Downloading the WordPress Codex
My company is shipping me off to Japan on Saturday for a month (possibly more) to train one of our partners on how best to use our system. It’s going to be an interesting experience. Not only will I be conversing regularly with people whose language I do not speak, but I’ll be completely immersed in a different culture about which I know very little. I mean, until now Japanese culture has played only two roles in my life: Pokémon and Dance Dance Revolution. Obviously, there’s much more to it, and I’m totally excited to learn all about it.
So far, there’s just one thing I’m nervous about: that dreaded plane ride.
In preparing for this trip, I’ve been creating massive to-do lists (Astrid is an amazing tool for this, by the way!). And I’ve identified some technical tasks that would be ideal for the 12+ hours I’ll be spending in the air. One of those tasks: convert a friend’s website from static HTML into a WordPress site. It’s pretty simple on the outset… However, WordPress has some complexity when it comes to templates and plug-ins, and so I’d like to have the WordPress documentation available to me while I’m offline.
The problem: WordPress documentation is a set of HTML pages, and cannot be easily downloaded. I searched around a bit, and it seems this question’s been asked before. And the answer is usually: use a tool to download a local copy of the website. The tool of choice: HTTrack. I’m on Ubuntu, so installing was easy: sudo apt-get install httrack
Once installed, I gave it a shot:
tkelley:~/> httrack "http://codex.wordpress.org/" Mirror launched on Wed, 09 May 2012 13:48:30 by HTTrack Website Copier/3.44-1+libhtsjava.so.2 [XR&CO'2010] mirroring http://codex.wordpress.org/ with the wizard help.. Done.codex.wordpress.org/ (162 bytes) - 403 Thanks for using HTTrack!
…but that exited pretty quickly. Not what I was expecting for a full site download. During the execution, HTTrack generated a log. The log ended with this:
tkelley:~/> tail hts-log.txt | tail -n2 13:52:56 Error: "Forbidden" (403) at link codex.wordpress.org/ (from primary/primary) 13:52:56 Info: No data seems to have been transfered during this session! : restoring previous one!

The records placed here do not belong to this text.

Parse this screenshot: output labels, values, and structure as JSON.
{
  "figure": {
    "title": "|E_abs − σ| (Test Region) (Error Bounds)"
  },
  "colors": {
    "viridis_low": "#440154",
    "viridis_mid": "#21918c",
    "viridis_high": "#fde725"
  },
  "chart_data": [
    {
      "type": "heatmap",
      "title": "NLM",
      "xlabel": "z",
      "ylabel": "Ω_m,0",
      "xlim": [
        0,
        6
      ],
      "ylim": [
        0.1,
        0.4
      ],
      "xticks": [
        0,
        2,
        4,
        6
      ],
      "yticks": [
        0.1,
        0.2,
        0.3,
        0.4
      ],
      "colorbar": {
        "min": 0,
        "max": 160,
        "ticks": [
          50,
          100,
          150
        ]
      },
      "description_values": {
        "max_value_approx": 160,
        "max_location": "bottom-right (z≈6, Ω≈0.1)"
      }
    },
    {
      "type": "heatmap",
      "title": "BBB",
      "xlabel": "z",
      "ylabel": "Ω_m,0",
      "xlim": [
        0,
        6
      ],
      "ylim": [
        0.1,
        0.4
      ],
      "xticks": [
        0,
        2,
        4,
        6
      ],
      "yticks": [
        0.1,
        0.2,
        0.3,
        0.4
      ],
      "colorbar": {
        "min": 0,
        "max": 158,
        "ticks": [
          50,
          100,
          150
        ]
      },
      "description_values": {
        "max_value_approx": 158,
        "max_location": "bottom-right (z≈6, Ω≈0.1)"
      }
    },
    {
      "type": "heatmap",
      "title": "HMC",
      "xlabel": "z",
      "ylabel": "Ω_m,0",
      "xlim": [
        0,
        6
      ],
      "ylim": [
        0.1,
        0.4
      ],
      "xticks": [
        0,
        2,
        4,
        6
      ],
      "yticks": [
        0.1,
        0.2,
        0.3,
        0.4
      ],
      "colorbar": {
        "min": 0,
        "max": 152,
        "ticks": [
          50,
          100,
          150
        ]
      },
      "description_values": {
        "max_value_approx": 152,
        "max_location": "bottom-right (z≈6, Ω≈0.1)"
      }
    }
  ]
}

403 (“forbidden”) error? That’s weird… I’m able to view it in my browser and via wget/curl without problems:
tkelley:~/> curl -G codex.wordpress.org --write-out %{http_code}"\n" -s -o /dev/null
200
tkelley:~/> wget codex.wordpress.org 2>&1 | egrep HTTP
HTTP request sent, awaiting response... 200 OK
HTTrack must be sending something that WordPress doesn’t like. Of the usual suspects, I’ve found that the most common is User Agent. In this case, It turns out that HTTrack passes its own user agent of “Mozilla/4.5 (compatible; HTTrack 3.0x; Windows 98)”, and… wouldn’t you know… WordPress isn’t a fan:
tkelley:~/> wget -U "Mozilla/4.5 (compatible; HTTrack 3.0x; Windows 98)" codex.wordpress.org 2>&1 | egrep HTTP HTTP request sent, awaiting response... 403 Forbidden
Now that we know what’s causing it, all we need to do is play make-believe. Pass a “good” user agent string (from a browser that WordPress accepts, say, Chromium) using the -F flag, and we’re good to go:
tkelley:~/> httrack "http://codex.wordpress.org/" -F "Mozilla/5.0 (X11; Linux i686) AppleWebKit/535.19 (KHTML, like Gecko) Ubuntu/11.10 Chromium/18.0.1025.168"
I honestly don’t know why WordPress would block HTTrack. After all, WordPress is licensed GPLv2, and I imagine its documentation is as well (derivative work?). So anyone should be able to download the entire thing for their own use. Perhaps it becomes a strain on their servers? If so, there are certainly better ways of blocking repeated requests from the same IP address. Anyone out there have any ideas? I’d love to hear them!